Therapy becomes a place where Mary practices restraint instead of honesty, even while paying by the hour. Afraid of appearing too damaged to ever become a therapist, she stays silent, cooperative, and fine. She eventually becomes one anyway. A story about the limits of insight and when talking stops being enough.

Adulting

Mary revisits her urgent need to leave home at eighteen and her confusion watching a generation with no such plans. As the parent of Gen Z kids, she witnesses independence being carefully delayed by adults who confuse involvement with protection. Driver’s licenses become optional. Jobs become controversial. A story about parental anxiety, over-management, and raising children who still need reminders to clean the bathroom.

Love Hurts

After her second divorce, Mary’s sister-in-law insists she meet someone new. Reluctantly, she agrees. One relationship begins. Another quickly follows. Introductions are made. Conclusions are drawn. A story about love, projection, and why audiences are very confident right up until they are wrong.

Lessons

There was nothing more taboo in Mary’s family than sex.
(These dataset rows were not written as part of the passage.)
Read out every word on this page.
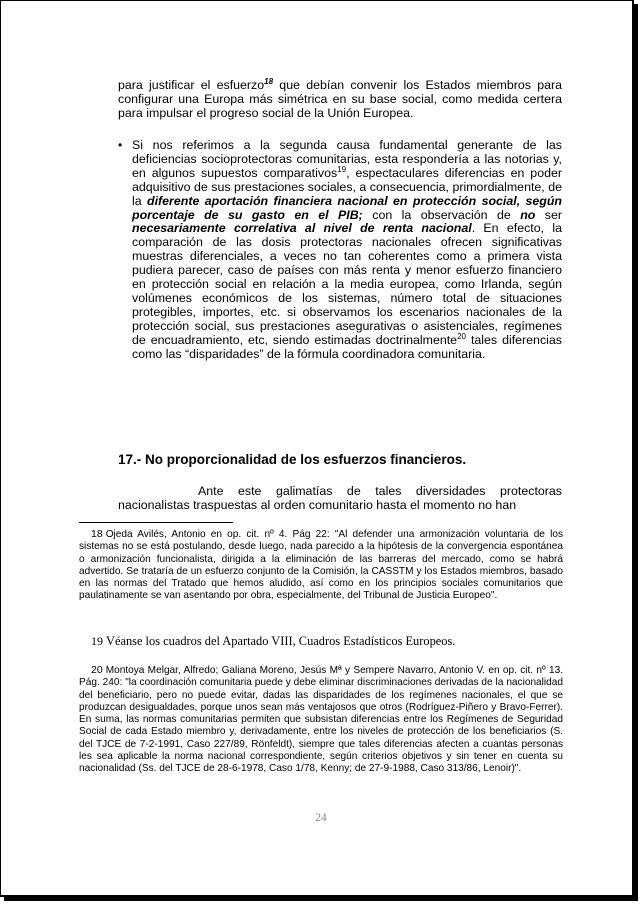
para justificar el esfuerzo$^{18}$ que debían convenir los Estados miembros para configurar una Europa más simétrica en su base social, como medida certera para impulsar el progreso social de la Unión Europea.
• Si nos referimos a la segunda causa fundamental generante de las deficiencias socioprotectoras comunitarias, esta respondería a las notorias y, en algunos supuestos comparativos$^{19}$, espectaculares diferencias en poder adquisitivo de sus prestaciones sociales, a consecuencia, primordialmente, de la diferente aportación financiera nacional en protección social, según porcentaje de su gasto en el PIB; con la observación de no ser necesariamente correlativa al nivel de renta nacional. En efecto, la comparación de las dosis protectoras nacionales ofrecen significativas muestras diferenciales, a veces no tan coherentes como a primera vista pudiera parecer, caso de países con más renta y menor esfuerzo financiero en protección social en relación a la media europea, como Irlanda, según volúmenes económicos de los sistemas, número total de situaciones protegibles, importes, etc. si observamos los escenarios nacionales de la protección social, sus prestaciones asegurativas o asistenciales, regímenes de encuadramiento, etc, siendo estimadas doctrinalmente$^{20}$ tales diferencias como las “disparidades” de la fórmula coordinadora comunitaria.
17.- No proporcionalidad de los esfuerzos financieros.
Ante este galimatías de tales diversidades protectoras nacionalistas traspuestas al orden comunitario hasta el momento no han
18 Ojeda Avilés, Antonio en op. cit. nº 4. Pág 22: "Al defender una armonización voluntaria de los sistemas no se está postulando, desde luego, nada parecido a la hipótesis de la convergencia espontánea o armonización funcionalista, dirigida a la eliminación de las barreras del mercado, como se habrá advertido. Se trataría de un esfuerzo conjunto de la Comisión, la CASSTM y los Estados miembros, basado en las normas del Tratado que hemos aludido, así como en los principios sociales comunitarios que paulatinamente se van asentando por obra, especialmente, del Tribunal de Justicia Europeo".
19 Véanse los cuadros del Apartado VIII, Cuadros Estadísticos Europeos.
20 Montoya Melgar, Alfredo; Galiana Moreno, Jesús Mª y Sempere Navarro, Antonio V. en op. cit. nº 13. Pág. 240: "la coordinación comunitaria puede y debe eliminar discriminaciones derivadas de la nacionalidad del beneficiario, pero no puede evitar, dadas las disparidades de los regímenes nacionales, el que se produzcan desigualdades, porque unos sean más ventajosos que otros (Rodríguez-Piñero y Bravo-Ferrer). En suma, las normas comunitarias permiten que subsistan diferencias entre los Regímenes de Seguridad Social de cada Estado miembro y, derivadamente, entre los niveles de protección de los beneficiarios (S. del TJCE de 7-2-1991, Caso 227/89, Rönfeldt), siempre que tales diferencias afecten a cuantas personas les sea aplicable la norma nacional correspondiente, según criterios objetivos y sin tener en cuenta su nacionalidad (Ss. del TJCE de 28-6-1978, Caso 1/78, Kenny; de 27-9-1988, Caso 313/86, Lenoir)".
24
Sex with self. Sex with others. Even implied sex on television qualified as a situation. Pregnancy arrived without explanation. When questions went unanswered, because nothing was ever discussed, Mary turned to the World Book Encyclopedia and a fair amount of unsupervised research. Alone. Years later, her first therapist asked her one direct question and her education finally began.

Envy

Growing up speaking German and attending German school on Saturdays, Mary learned early what it felt like not to fit in. Even her school lunches betrayed her. While classmates enjoyed chemically engineered Wonder Bread, Mary showed up with charcuterie. Lunch meats no one could pronounce on bread shipped from abroad and sliced at home on an actual bread machine. She had no bargaining power with the sandwich. Dessert was the only item that spoke English and knew how to make friends.

Sweat

In her inaugural Moth appearance, Mary confesses to living with anxiety and demonstrates how the body will testify even when the mouth lies. Her sweat does not negotiate. Enter Bill the painter, a man she hires knowing almost nothing about him. No last name. No address. Background check skipped. A story about anxiety, control, and what happens when the nervous system runs the show.